March 23 @ 10:00 am - 11:00 am
More than 1,000 species of bacteria, archaea, viruses and fungi live in the human gut. Far from being passive passengers, these organisms strongly interact with one another and with their host’s metabolism and immune system. Compelling early experiments have demonstrated associations between the intestinal microbiome composition and obesity, cardiovascular diseases, and certain cancer chemotherapies’ efficacy. Yet teasing apart the mechanisms by which microbes impact host health has been challenging. To accelerate an otherwise challenging, slow and tedious process and to deconstruct mechanisms, we must critically examine our existing “tool kit” for studying the microbiome, and mature our measurement tools to meet these challenges. Our translational laboratory builds and designs observational and interventional clinical cohorts to study. We have also steadfastly worked to develop genomic tools to study strain level dynamics of the microbiome, how microbial genomes change over time and how microbes use hidden “microproteins” to communicate with each other and their human hosts. In this presentation, I will speak about three recent developments in our lab: (1) I will introduce the importance of absolute quantification in microbiome research, and our efforts toward that. This will form the basis of revised estimates of the number of microbial cells in a human body. (2) I will give an overview of a new computational workflow called “Phanta”, which enables simultaneous taxonomic profiling of eukaryotes, bacteria and viruses in a human gut metagenomic sample. (3) I will share exciting new unpublished work on our discovery of intragenic inversion as a previously unappreciated mechanism of generating genetic diversity in microbial genes.

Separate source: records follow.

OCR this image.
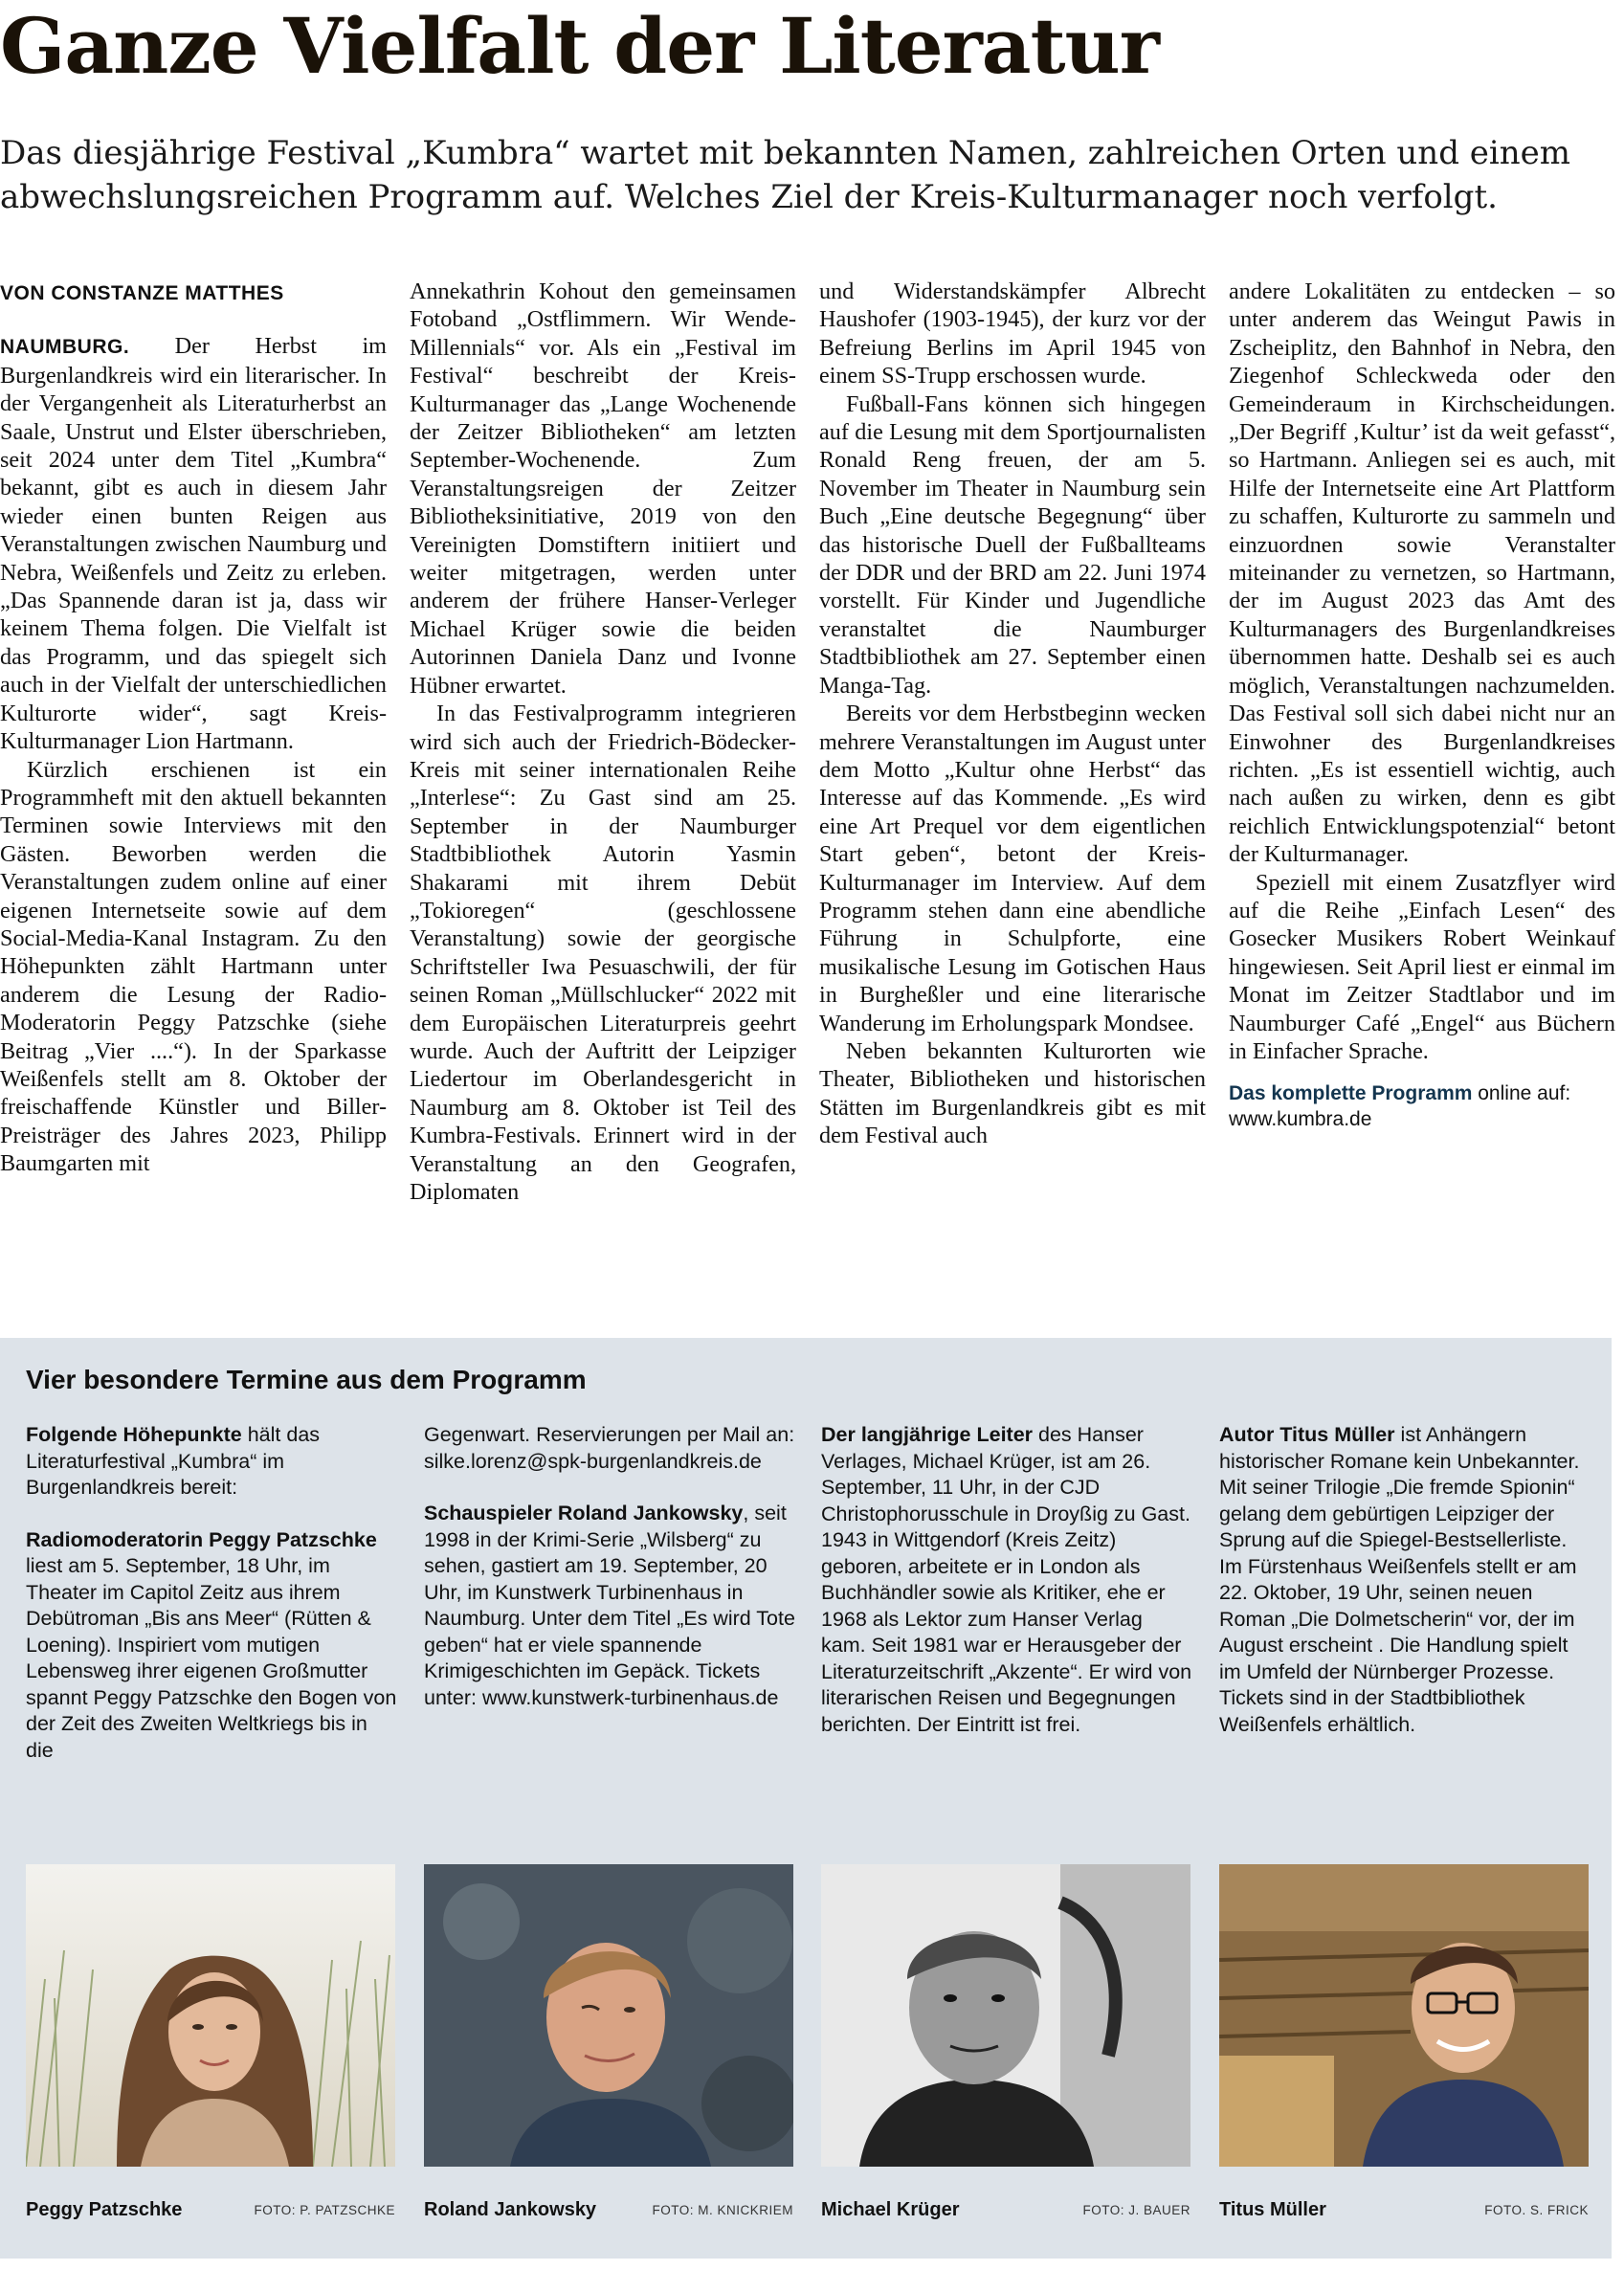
Ganze Vielfalt der Literatur

Das diesjährige Festival „Kumbra“ wartet mit bekannten Namen, zahlreichen Orten und einem abwechslungsreichen Programm auf. Welches Ziel der Kreis-Kulturmanager noch verfolgt.

VON CONSTANZE MATTHES

NAUMBURG. Der Herbst im Burgenlandkreis wird ein literarischer. In der Vergangenheit als Literaturherbst an Saale, Unstrut und Elster überschrieben, seit 2024 unter dem Titel „Kumbra“ bekannt, gibt es auch in diesem Jahr wieder einen bunten Reigen aus Veranstaltungen zwischen Naumburg und Nebra, Weißenfels und Zeitz zu erleben. „Das Spannende daran ist ja, dass wir keinem Thema folgen. Die Vielfalt ist das Programm, und das spiegelt sich auch in der Vielfalt der unterschiedlichen Kulturorte wider“, sagt Kreis-Kulturmanager Lion Hartmann.

Kürzlich erschienen ist ein Programmheft mit den aktuell bekannten Terminen sowie Interviews mit den Gästen. Beworben werden die Veranstaltungen zudem online auf einer eigenen Internetseite sowie auf dem Social-Media-Kanal Instagram. Zu den Höhepunkten zählt Hartmann unter anderem die Lesung der Radio-Moderatorin Peggy Patzschke (siehe Beitrag „Vier ....“). In der Sparkasse Weißenfels stellt am 8. Oktober der freischaffende Künstler und Biller-Preisträger des Jahres 2023, Philipp Baumgarten mit

Annekathrin Kohout den gemeinsamen Fotoband „Ostflimmern. Wir Wende-Millennials“ vor. Als ein „Festival im Festival“ beschreibt der Kreis-Kulturmanager das „Lange Wochenende der Zeitzer Bibliotheken“ am letzten September-Wochenende. Zum Veranstaltungsreigen der Zeitzer Bibliotheksinitiative, 2019 von den Vereinigten Domstiftern initiiert und weiter mitgetragen, werden unter anderem der frühere Hanser-Verleger Michael Krüger sowie die beiden Autorinnen Daniela Danz und Ivonne Hübner erwartet.

In das Festivalprogramm integrieren wird sich auch der Friedrich-Bödecker-Kreis mit seiner internationalen Reihe „Interlese“: Zu Gast sind am 25. September in der Naumburger Stadtbibliothek Autorin Yasmin Shakarami mit ihrem Debüt „Tokioregen“ (geschlossene Veranstaltung) sowie der georgische Schriftsteller Iwa Pesuaschwili, der für seinen Roman „Müllschlucker“ 2022 mit dem Europäischen Literaturpreis geehrt wurde. Auch der Auftritt der Leipziger Liedertour im Oberlandesgericht in Naumburg am 8. Oktober ist Teil des Kumbra-Festivals. Erinnert wird in der Veranstaltung an den Geografen, Diplomaten

und Widerstandskämpfer Albrecht Haushofer (1903-1945), der kurz vor der Befreiung Berlins im April 1945 von einem SS-Trupp erschossen wurde.

Fußball-Fans können sich hingegen auf die Lesung mit dem Sportjournalisten Ronald Reng freuen, der am 5. November im Theater in Naumburg sein Buch „Eine deutsche Begegnung“ über das historische Duell der Fußballteams der DDR und der BRD am 22. Juni 1974 vorstellt. Für Kinder und Jugendliche veranstaltet die Naumburger Stadtbibliothek am 27. September einen Manga-Tag.

Bereits vor dem Herbstbeginn wecken mehrere Veranstaltungen im August unter dem Motto „Kultur ohne Herbst“ das Interesse auf das Kommende. „Es wird eine Art Prequel vor dem eigentlichen Start geben“, betont der Kreis-Kulturmanager im Interview. Auf dem Programm stehen dann eine abendliche Führung in Schulpforte, eine musikalische Lesung im Gotischen Haus in Burgheßler und eine literarische Wanderung im Erholungspark Mondsee.

Neben bekannten Kulturorten wie Theater, Bibliotheken und historischen Stätten im Burgenlandkreis gibt es mit dem Festival auch

andere Lokalitäten zu entdecken – so unter anderem das Weingut Pawis in Zscheiplitz, den Bahnhof in Nebra, den Ziegenhof Schleckweda oder den Gemeinderaum in Kirchscheidungen. „Der Begriff ‚Kultur’ ist da weit gefasst“, so Hartmann. Anliegen sei es auch, mit Hilfe der Internetseite eine Art Plattform zu schaffen, Kulturorte zu sammeln und einzuordnen sowie Veranstalter miteinander zu vernetzen, so Hartmann, der im August 2023 das Amt des Kulturmanagers des Burgenlandkreises übernommen hatte. Deshalb sei es auch möglich, Veranstaltungen nachzumelden. Das Festival soll sich dabei nicht nur an Einwohner des Burgenlandkreises richten. „Es ist essentiell wichtig, auch nach außen zu wirken, denn es gibt reichlich Entwicklungspotenzial“ betont der Kulturmanager.

Speziell mit einem Zusatzflyer wird auf die Reihe „Einfach Lesen“ des Gosecker Musikers Robert Weinkauf hingewiesen. Seit April liest er einmal im Monat im Zeitzer Stadtlabor und im Naumburger Café „Engel“ aus Büchern in Einfacher Sprache.

Das komplette Programm online auf: www.kumbra.de
Vier besondere Termine aus dem Programm

Folgende Höhepunkte hält das Literaturfestival „Kumbra“ im Burgenlandkreis bereit:

Radiomoderatorin Peggy Patzschke liest am 5. September, 18 Uhr, im Theater im Capitol Zeitz aus ihrem Debütroman „Bis ans Meer“ (Rütten & Loening). Inspiriert vom mutigen Lebensweg ihrer eigenen Großmutter spannt Peggy Patzschke den Bogen von der Zeit des Zweiten Weltkriegs bis in die

Gegenwart. Reservierungen per Mail an: silke.lorenz@spk-burgenlandkreis.de

Schauspieler Roland Jankowsky, seit 1998 in der Krimi-Serie „Wilsberg“ zu sehen, gastiert am 19. September, 20 Uhr, im Kunstwerk Turbinenhaus in Naumburg. Unter dem Titel „Es wird Tote geben“ hat er viele spannende Krimigeschichten im Gepäck. Tickets unter: www.kunstwerk-turbinenhaus.de

Der langjährige Leiter des Hanser Verlages, Michael Krüger, ist am 26. September, 11 Uhr, in der CJD Christophorusschule in Droyßig zu Gast. 1943 in Wittgendorf (Kreis Zeitz) geboren, arbeitete er in London als Buchhändler sowie als Kritiker, ehe er 1968 als Lektor zum Hanser Verlag kam. Seit 1981 war er Herausgeber der Literaturzeitschrift „Akzente“. Er wird von literarischen Reisen und Begegnungen berichten. Der Eintritt ist frei.

Autor Titus Müller ist Anhängern historischer Romane kein Unbekannter. Mit seiner Trilogie „Die fremde Spionin“ gelang dem gebürtigen Leipziger der Sprung auf die Spiegel-Bestsellerliste. Im Fürstenhaus Weißenfels stellt er am 22. Oktober, 19 Uhr, seinen neuen Roman „Die Dolmetscherin“ vor, der im August erscheint . Die Handlung spielt im Umfeld der Nürnberger Prozesse. Tickets sind in der Stadtbibliothek Weißenfels erhältlich.

Peggy Patzschke	FOTO: P. PATZSCHKE Roland Jankowsky	FOTO: M. KNICKRIEM Michael Krüger	FOTO: J. BAUER Titus Müller	FOTO. S. FRICK
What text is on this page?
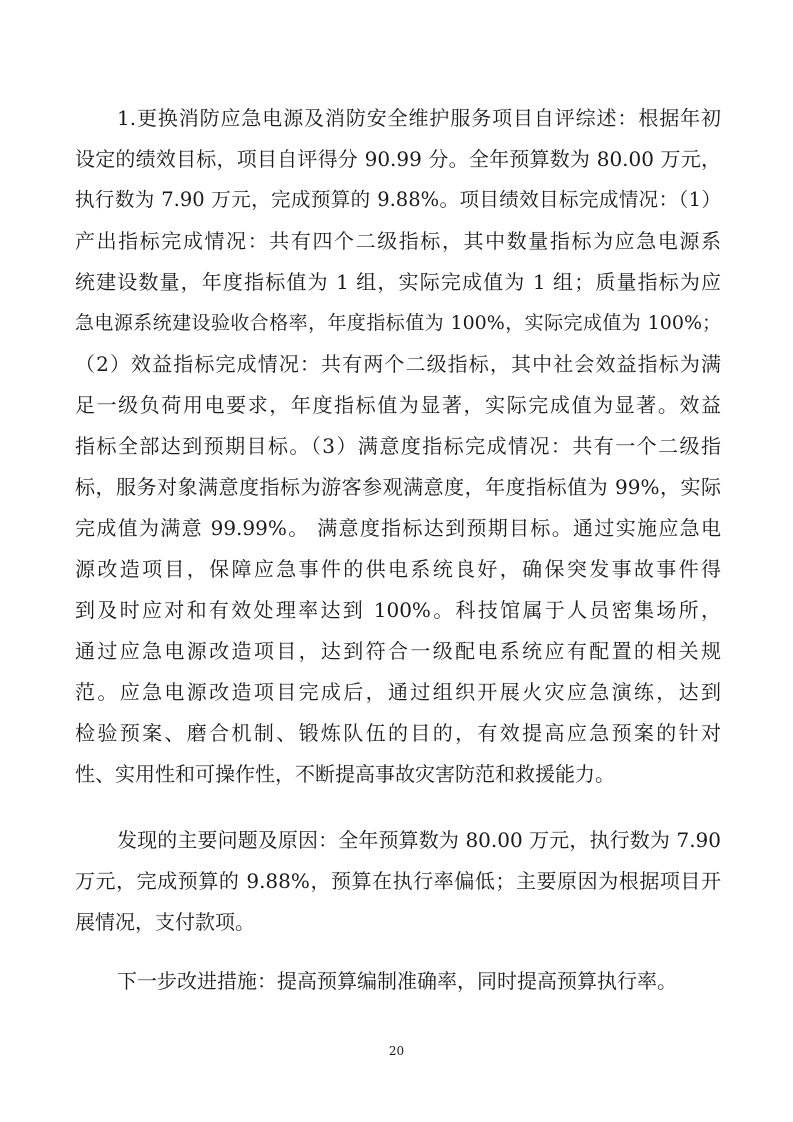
1.更换消防应急电源及消防安全维护服务项目自评综述：根据年初
设定的绩效目标，项目自评得分 90.99 分。全年预算数为 80.00 万元，
执行数为 7.90 万元，完成预算的 9.88%。项目绩效目标完成情况：（1）
产出指标完成情况：共有四个二级指标，其中数量指标为应急电源系
统建设数量，年度指标值为 1 组，实际完成值为 1 组；质量指标为应
急电源系统建设验收合格率，年度指标值为 100%，实际完成值为 100%；
（2）效益指标完成情况：共有两个二级指标，其中社会效益指标为满
足一级负荷用电要求，年度指标值为显著，实际完成值为显著。效益
指标全部达到预期目标。（3）满意度指标完成情况：共有一个二级指
标，服务对象满意度指标为游客参观满意度，年度指标值为 99%，实际
完成值为满意 99.99%。 满意度指标达到预期目标。通过实施应急电
源改造项目，保障应急事件的供电系统良好，确保突发事故事件得
到及时应对和有效处理率达到 100%。科技馆属于人员密集场所，
通过应急电源改造项目，达到符合一级配电系统应有配置的相关规
范。应急电源改造项目完成后，通过组织开展火灾应急演练，达到
检验预案、磨合机制、锻炼队伍的目的，有效提高应急预案的针对
性、实用性和可操作性，不断提高事故灾害防范和救援能力。
发现的主要问题及原因：全年预算数为 80.00 万元，执行数为 7.90
万元，完成预算的 9.88%，预算在执行率偏低；主要原因为根据项目开
展情况，支付款项。
下一步改进措施：提高预算编制准确率，同时提高预算执行率。
20
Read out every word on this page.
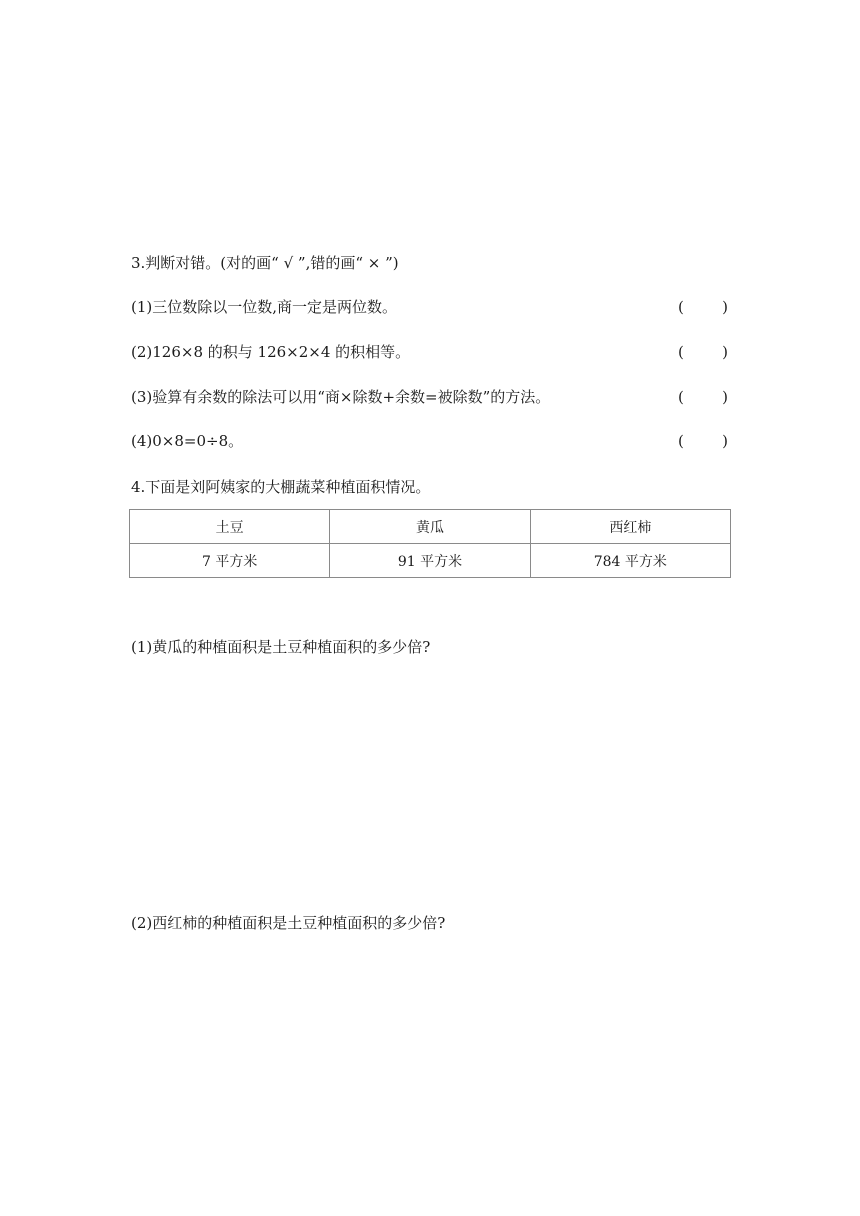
3.判断对错。(对的画“ √ ”,错的画“ × ”)
(1)三位数除以一位数,商一定是两位数。	(	)
(2)126×8 的积与 126×2×4 的积相等。	(	)
(3)验算有余数的除法可以用“商×除数+余数=被除数”的方法。	(	)
(4)0×8=0÷8。	(	)
4.下面是刘阿姨家的大棚蔬菜种植面积情况。
土豆	黄瓜	西红柿
7 平方米	91 平方米	784 平方米
(1)黄瓜的种植面积是土豆种植面积的多少倍?
(2)西红柿的种植面积是土豆种植面积的多少倍?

Dr. Bhatt is an Associate Professor of Medicine & Genetics at Stanford University. She received her MD and PhD (Biochemistry & Molecular Biology) at UCSF. There she received the Fineberg Award for Excellence in Teaching and was inducted into Alpha Omega Alpha. She completed residency and chief residency in Internal Medicine at Brigham & Women’s Hospital and was a fellow in Hematology/Oncology at the Dana-Farber Cancer Institute. Thereafter, she carried out her post-doctoral studies at the Broad Institute of Harvard and MIT.
The Bhatt Lab seeks to improve outcomes in patients with hematological malignancies by exhaustively characterizing the dynamics of the microbiome in immunocompromised individuals, and exploring how changes in the microbiome are associated with idiopathic diseases in this population. She loves working with trainees and is excited about the application of new molecular and computational technologies to solve complicated metagenomic puzzles. Learning how to organize piles of shotgun metagenomic sequencing data into orderly lists of genomes and genes of potential clinical/biological importance is her passion.